3. BÖLÜM "UÇMAYI BİLMEYEN"

233 54 20
                                    

"Defol..."

Hazar Uygar'a özgürlüğünü geri vermişti. Yaşama şansını. Sevinmesi gerekiyordu. Bir kaç dakika önce ölmek üzereydi. Namlunun ucundaydı. Kurtulduğuna sevinemedi. İçinde garip bir his vardı.

"Ama Azra..."diye sorduğunda belki de onu ilk defa şimdi düşündü. Onu burda mı bırakacaktı?

"Ne zaman borcunu ödersin. O zaman gelip alırsın"Hazar net bir şekilde cevabını verirken. Uygar'ın hala kafası karışıktı.

"Ama..."

"Çıkarın şunu..."Hazar Uygar'ı daha fazla dinlemedi. Çünkü ne tür bir şerefsiz olduğunu o gün çatıda görmüştü.  Adamları Uygar'ın kolundan tutarak çekiştirmeye başladılar."Ne zaman adam olmayı öğrenirsin. O zaman etrafındakileri  kaybetmezsin..."Adamlar Uygar'ı yaka paça dışarı attı. O an Hazar ve Bora yanlız kaldılar. Bora az önce olanlara hala inanamadı. İnanmakta güçlük çekiyordu.

"Hazar...

Sen ne yaptığının farkında mısın? Kızı almak ne demek..."diye bağırdı. Herşey kontrolü altında sanıyordu. Hazar'ın yaptığı şey onu şaşkına uğratmıştı.

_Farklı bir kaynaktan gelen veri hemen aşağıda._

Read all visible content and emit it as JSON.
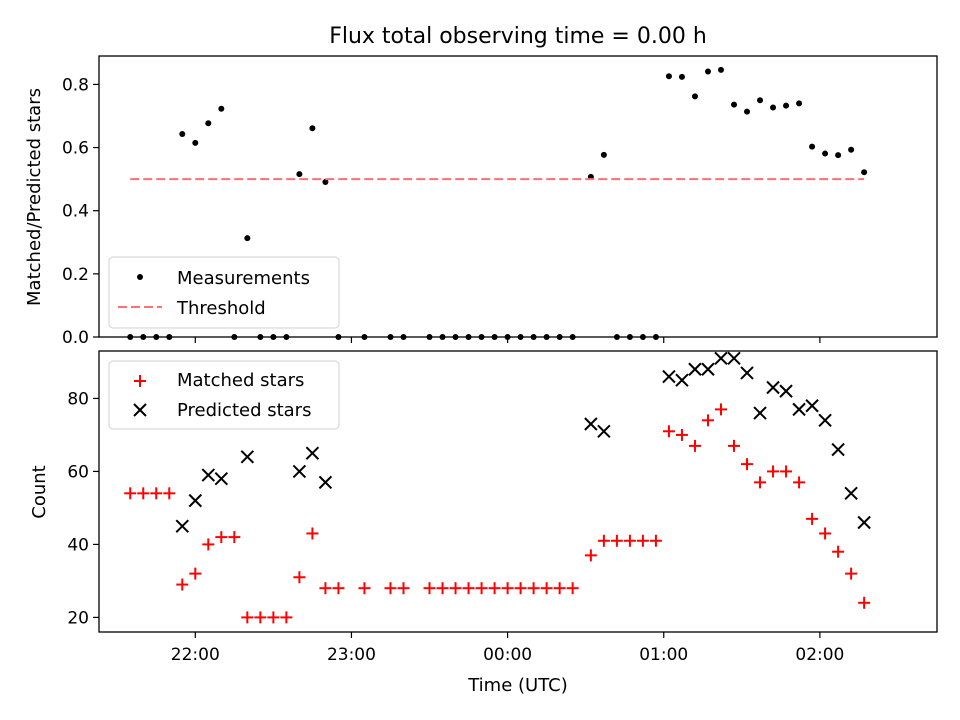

"Peki sen farkında mısın? Öldürecek miydin adamı?Katil misin sen?

Söyle katil misin?"Hazar'ın sesi daha yüksek çıkmıştı. Bora sinirliydi. Ama Hazar kadar değil.

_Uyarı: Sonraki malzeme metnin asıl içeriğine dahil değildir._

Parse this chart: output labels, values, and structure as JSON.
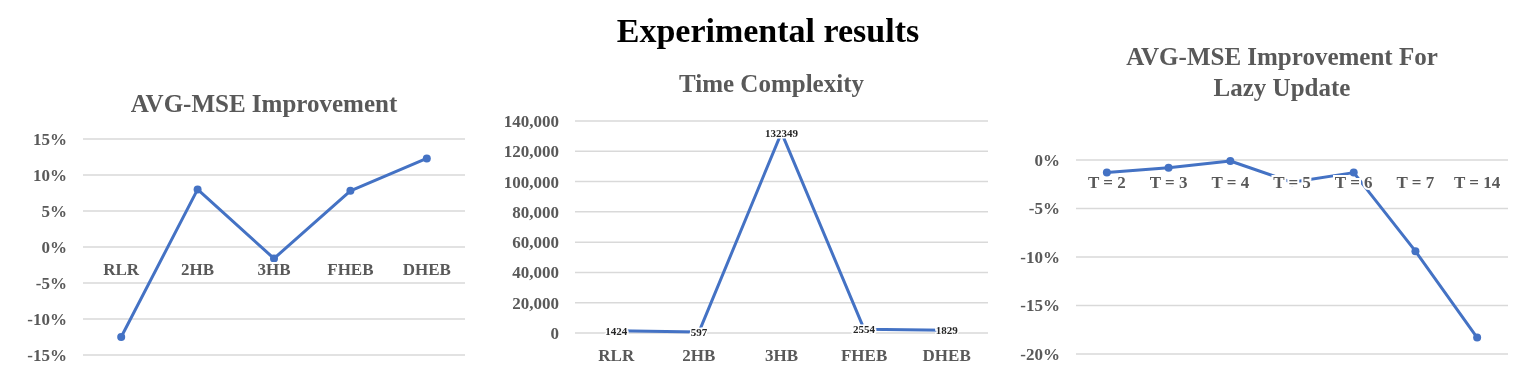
{
  "chart_data": [
    {
      "type": "other",
      "title": "Experimental results"
    },
    {
      "type": "line",
      "title": "AVG-MSE Improvement",
      "categories": [
        "RLR",
        "2HB",
        "3HB",
        "FHEB",
        "DHEB"
      ],
      "series": [
        {
          "color": "#4472c4",
          "values": [
            -12.5,
            8,
            -1.6,
            7.8,
            12.3
          ]
        }
      ],
      "ylim": [
        -15,
        15
      ],
      "yticks": [
        {
          "value": -15,
          "label": "-15%"
        },
        {
          "value": -10,
          "label": "-10%"
        },
        {
          "value": -5,
          "label": "-5%"
        },
        {
          "value": 0,
          "label": "0%"
        },
        {
          "value": 5,
          "label": "5%"
        },
        {
          "value": 10,
          "label": "10%"
        },
        {
          "value": 15,
          "label": "15%"
        }
      ],
      "grid": "y",
      "marker": "circle"
    },
    {
      "type": "line",
      "title": "Time Complexity",
      "categories": [
        "RLR",
        "2HB",
        "3HB",
        "FHEB",
        "DHEB"
      ],
      "series": [
        {
          "color": "#4472c4",
          "values": [
            1424,
            597,
            132349,
            2554,
            1829
          ]
        }
      ],
      "ylim": [
        0,
        140000
      ],
      "yticks": [
        0,
        {
          "value": 20000,
          "label": "20,000"
        },
        {
          "value": 40000,
          "label": "40,000"
        },
        {
          "value": 60000,
          "label": "60,000"
        },
        {
          "value": 80000,
          "label": "80,000"
        },
        {
          "value": 100000,
          "label": "100,000"
        },
        {
          "value": 120000,
          "label": "120,000"
        },
        {
          "value": 140000,
          "label": "140,000"
        }
      ],
      "grid": "y",
      "marker": "none",
      "data_labels": true
    },
    {
      "type": "line",
      "title": "AVG-MSE Improvement For Lazy Update",
      "categories": [
        "T = 2",
        "T = 3",
        "T = 4",
        "T = 5",
        "T = 6",
        "T = 7",
        "T = 14"
      ],
      "series": [
        {
          "color": "#4472c4",
          "values": [
            -1.3,
            -0.8,
            -0.1,
            -2.3,
            -1.3,
            -9.4,
            -18.3
          ]
        }
      ],
      "ylim": [
        -20,
        0
      ],
      "yticks": [
        {
          "value": -20,
          "label": "-20%"
        },
        {
          "value": -15,
          "label": "-15%"
        },
        {
          "value": -10,
          "label": "-10%"
        },
        {
          "value": -5,
          "label": "-5%"
        },
        {
          "value": 0,
          "label": "0%"
        }
      ],
      "grid": "y",
      "marker": "circle"
    }
  ]
}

"Öldürmeyecektim..."derken bile bu dediğine inanmaya çalıştı.

"Sen... Tetiğe basmaya hazırdın. Gözlerin kararmıştı. Kendini kandırma. Ve beni buna inanmamı bekleme..."Herşey gözleri önünde yaşandı. Her ana bizzat kendi şahit oldu. Tetiğe basmayı istiyordu. Bunu yapıcaktı.

"Öfkeliydim. Ama kendimdeydim"dediğinde Hazar kaşlarını çattı. Ve sinirle yumruğunu sıktı.

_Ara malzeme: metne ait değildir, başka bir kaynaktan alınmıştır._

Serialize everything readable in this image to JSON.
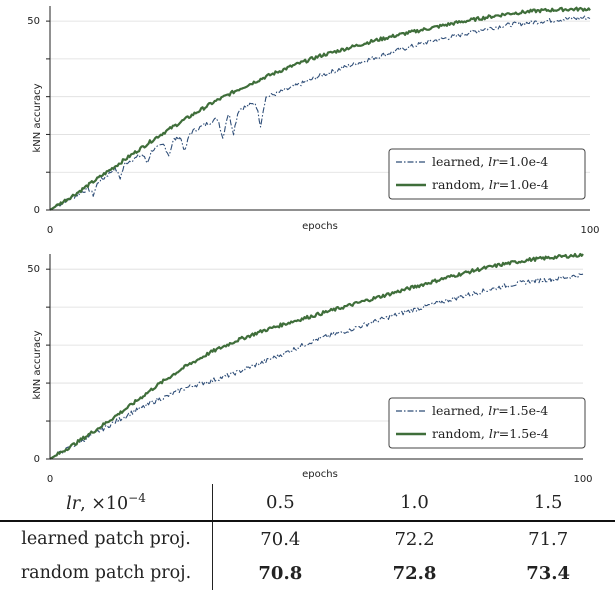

"Beni asıl korkutan da bu işte..."derken Bora'ya sert ama bir o kadar da kardeşce yaklaşmaya çalıştı."Can almayı bu kadar basit bulman. Elindeki silaha güvenerek meydan okuman"Bora Hazar'ı net bir şekilde dinledi. Hatasını kısa bir süre sonra anladı. Az önce yaptıkları sertti. Onu vurabilirdi. Öfkesine hakim olması gerekirdi.

"Haklısın... Kendimi kaybettim"Bora hatasını anlaması kısa sürmüştü. Hazar ona yanlışlarını söyleyen kuzeni değil. Abisi gibiydi. Elini Hazar'ın omzuna koyarak."Hazar... İyiki yanımdasın"diyebilmişti. Birbirlerinin yaralarını iyileştirmeye çalışan iki yakın kuzenlerdi onlar.

"Sakın. Bir daha böyle işlere kalkışma..."demesiyle Bora usulca başıyla onu onayladı. Bu uyarıyı göz önünde bulunduracaktı. Ve asıl sorun. Bora başını içerdeki odaya çevirdi.

"Kız peki... Neden istedin onu?"işte en merak edilen soruydu bu. Neden...

"Borcun bir karşılığı olarak...

Bize o parayı getirecek. Ne kadar zaman alsada getirecek. O zamana kadar bizimle kalıcak..."dediğinde Bora yine anlamamıştı. Ama Hazar'ın bir bildiği var diye düşündü.

"Ne yapacak peki?"

"Evimde abisinin borcunu ödemeye yardım edecek. Temizlik yemek ben ne istersem onu yapıcak"diyerek sıralandığında. Basit bir şeymiş gibi konuşmasını tuhaf karşıladı.

"İstemezse peki..."

"O zaman kendi ayaklarıyla evine geri gider"

"Hazar sen böyle birşey yapmazdın"dediğinde Hazar'a dikkatlice baktı. Onu çok iyi tanıyordu. Bu yaptığı garipti."Söylesene o gün çatıda neler yaşandı"o gün belki de birşey olmuştu. Hazar'ı etkileyen birşey. Ya da öfkelendiren. Bora o an hemen gelmeseydi. Belki de onunla beraber atlayabilirdi. Ama olmadı. Kolay olmayacaktı.